In recent weeks, I have visited two areas largely for tourists – Stanley Market and The Peak Galleria.
In both places, shops were to be found selling ivory. Yes, they had the relevant licences and, yes, they stated that the ivory was not for export (as exporting any ivory, no matter the size, is illegal) but who are they kidding when they are operating in tourist areas with pieces small enough to hide well in any type of luggage?
In both cases, the shopkeepers didn’t care a jot that elephants need to be killed for them to continue their trade and the defensive attitude is that they have to make a living. True, but there are many other things to sell to tourists that do not result in the extinction of a species.

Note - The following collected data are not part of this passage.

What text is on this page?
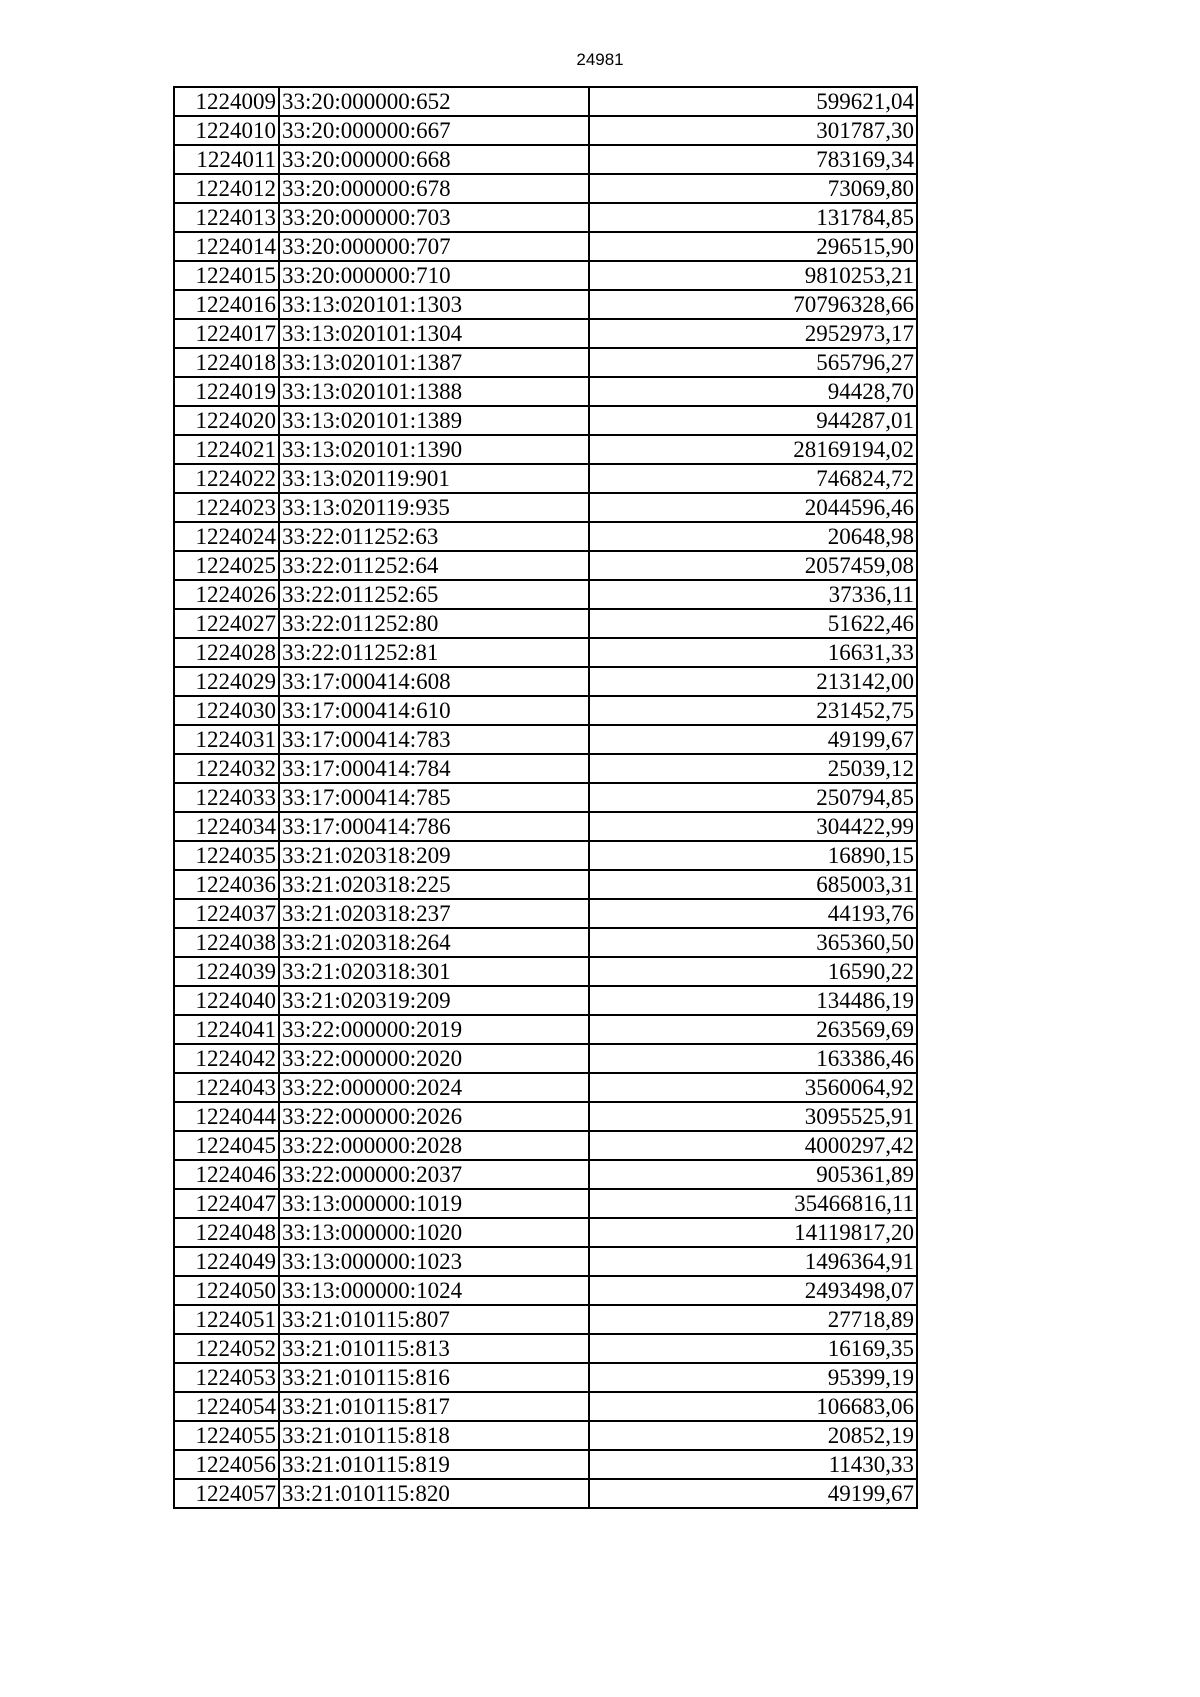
24981
1224009	33:20:000000:652	599621,04
1224010	33:20:000000:667	301787,30
1224011	33:20:000000:668	783169,34
1224012	33:20:000000:678	73069,80
1224013	33:20:000000:703	131784,85
1224014	33:20:000000:707	296515,90
1224015	33:20:000000:710	9810253,21
1224016	33:13:020101:1303	70796328,66
1224017	33:13:020101:1304	2952973,17
1224018	33:13:020101:1387	565796,27
1224019	33:13:020101:1388	94428,70
1224020	33:13:020101:1389	944287,01
1224021	33:13:020101:1390	28169194,02
1224022	33:13:020119:901	746824,72
1224023	33:13:020119:935	2044596,46
1224024	33:22:011252:63	20648,98
1224025	33:22:011252:64	2057459,08
1224026	33:22:011252:65	37336,11
1224027	33:22:011252:80	51622,46
1224028	33:22:011252:81	16631,33
1224029	33:17:000414:608	213142,00
1224030	33:17:000414:610	231452,75
1224031	33:17:000414:783	49199,67
1224032	33:17:000414:784	25039,12
1224033	33:17:000414:785	250794,85
1224034	33:17:000414:786	304422,99
1224035	33:21:020318:209	16890,15
1224036	33:21:020318:225	685003,31
1224037	33:21:020318:237	44193,76
1224038	33:21:020318:264	365360,50
1224039	33:21:020318:301	16590,22
1224040	33:21:020319:209	134486,19
1224041	33:22:000000:2019	263569,69
1224042	33:22:000000:2020	163386,46
1224043	33:22:000000:2024	3560064,92
1224044	33:22:000000:2026	3095525,91
1224045	33:22:000000:2028	4000297,42
1224046	33:22:000000:2037	905361,89
1224047	33:13:000000:1019	35466816,11
1224048	33:13:000000:1020	14119817,20
1224049	33:13:000000:1023	1496364,91
1224050	33:13:000000:1024	2493498,07
1224051	33:21:010115:807	27718,89
1224052	33:21:010115:813	16169,35
1224053	33:21:010115:816	95399,19
1224054	33:21:010115:817	106683,06
1224055	33:21:010115:818	20852,19
1224056	33:21:010115:819	11430,33
1224057	33:21:010115:820	49199,67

Until such time as the ivory ban comes into effect, perhaps the government might consider enforcing the law regarding licences more strictly in requiring licence holders to prove their ivory is legal in Hong Kong rather than the government having to prove it is not?
After all, an annual vehicle examination for a car requires the owner to prove it is roadworthy rather than the government to prove it is not. Is there a difference?
Of course, the only real way to stop the poaching is to stop the demand, but while this education process continues, the government can assist by making it harder to fuel the demand.